UFOs are not just a case of science fiction, say pilots
An international panel of retired pilots and aviation officials has risked ridicule by sharing their personal stories of close encounters with unidentified flying objects, and urging the US government to reopen its investigation into extra-terrestrial spacecraft.
Among the UFO incidents discussed by the gathering in Washington DC this week was an alleged sighting of a triangular-shaped flying machine with unfamiliar markings near the former US air base at RAF Woodbridge in Suffolk in 1980.
"Nothing in my training prepared me for what we were witnessing," James Penniston, a retired US Air Force pilot, told the panel. He said the UFO, with "blue and yellow lights swirling around the exterior", was "warm to the touch and felt like metal". Finally, "it shot off at an unbelievable speed" in front of 80 witnesses. "In my log book, I wrote 'speed: impossible'," Mr Penniston added.
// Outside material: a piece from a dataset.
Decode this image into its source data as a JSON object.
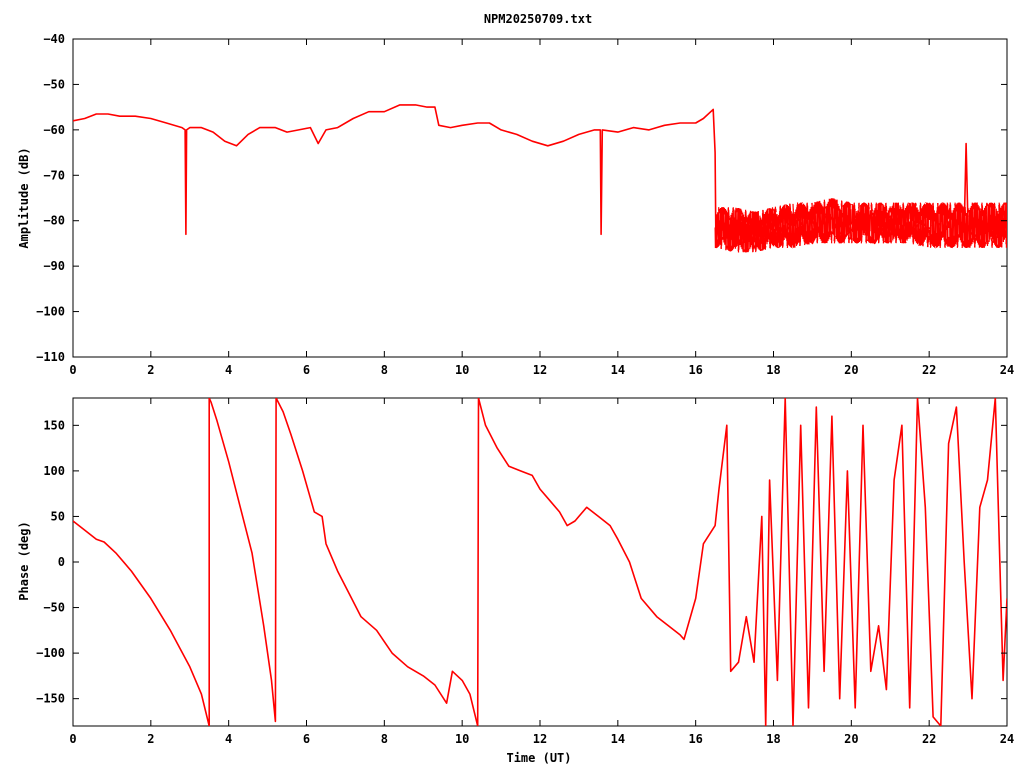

At the time, the case was labelled the "English Roswell" - referring to the furore caused by the alleged discovery of UFO parts in New Mexico in 1948.
A former fighter pilot from Iran, Parviz Jafari, recalled trying to fire upon what he thinks was a UFO hovering over Tehran in 1976. He inflicted no damage however because, as he approached the target, he said, "my weapons jammed and my radio communications garbled".
The group argued that even the possibility that spaceships may be out there implies a hazard to civil aviation and a security risk that should be taken all the more seriously after the 11 September, 2001 terror attacks.
Jean-Claude Duboc, a former Air France pilot, recalled spotting "a huge flying disc" about 1,000ft (305m) across which left no image on his radar as he flew over Paris in broad daylight in January 1994. He said the object started to become transparent and, within 10 to 20 seconds, had vanished without a trace.
"I observed with my crew a UFO in broad daylight near Paris," he later said.
Believers in UFOs contend that the US and British governments have covered up evidence of alleged galactic incursions. Sceptics insist these "sightings" are caused by natural phenomena such as meteors. But that explanation is not good enough, according to Fife Symington, a former governor of Arizona who was also a panel member.
He said it was time for the Bush government to reopen Project Blue Book, the US Air Force inquiry into 12,500 UFO reports, which was abandoned as a "waste of time" in 1969. "Incidents like these are not going to go away," said Mr Symington. "We want the government to stop perpetuating the myth that all UFOs can be explained away in down-to-earth, conventional terms."
Talk of flying saucers resurfaced in the American media a few weeks ago when one of the Democratic presidential hopefuls, Dennis Kucinich, claimed during a televised debate that he had seen one. His comments may not have been total political suicide - two former US presidents, Ronald Reagan and Jimmy Carter, each spoke early in their careers of remembering encounters with UFOs.
Several of the 19 pilots and former officials on the panel, drawn from seven countries, offered vivid descriptions of apparent encounters with alien craft. But, while all appeared to have firm grips on their sanity, there is little chance of the US government paying them the slightest attention, despite their anger and collective protestations.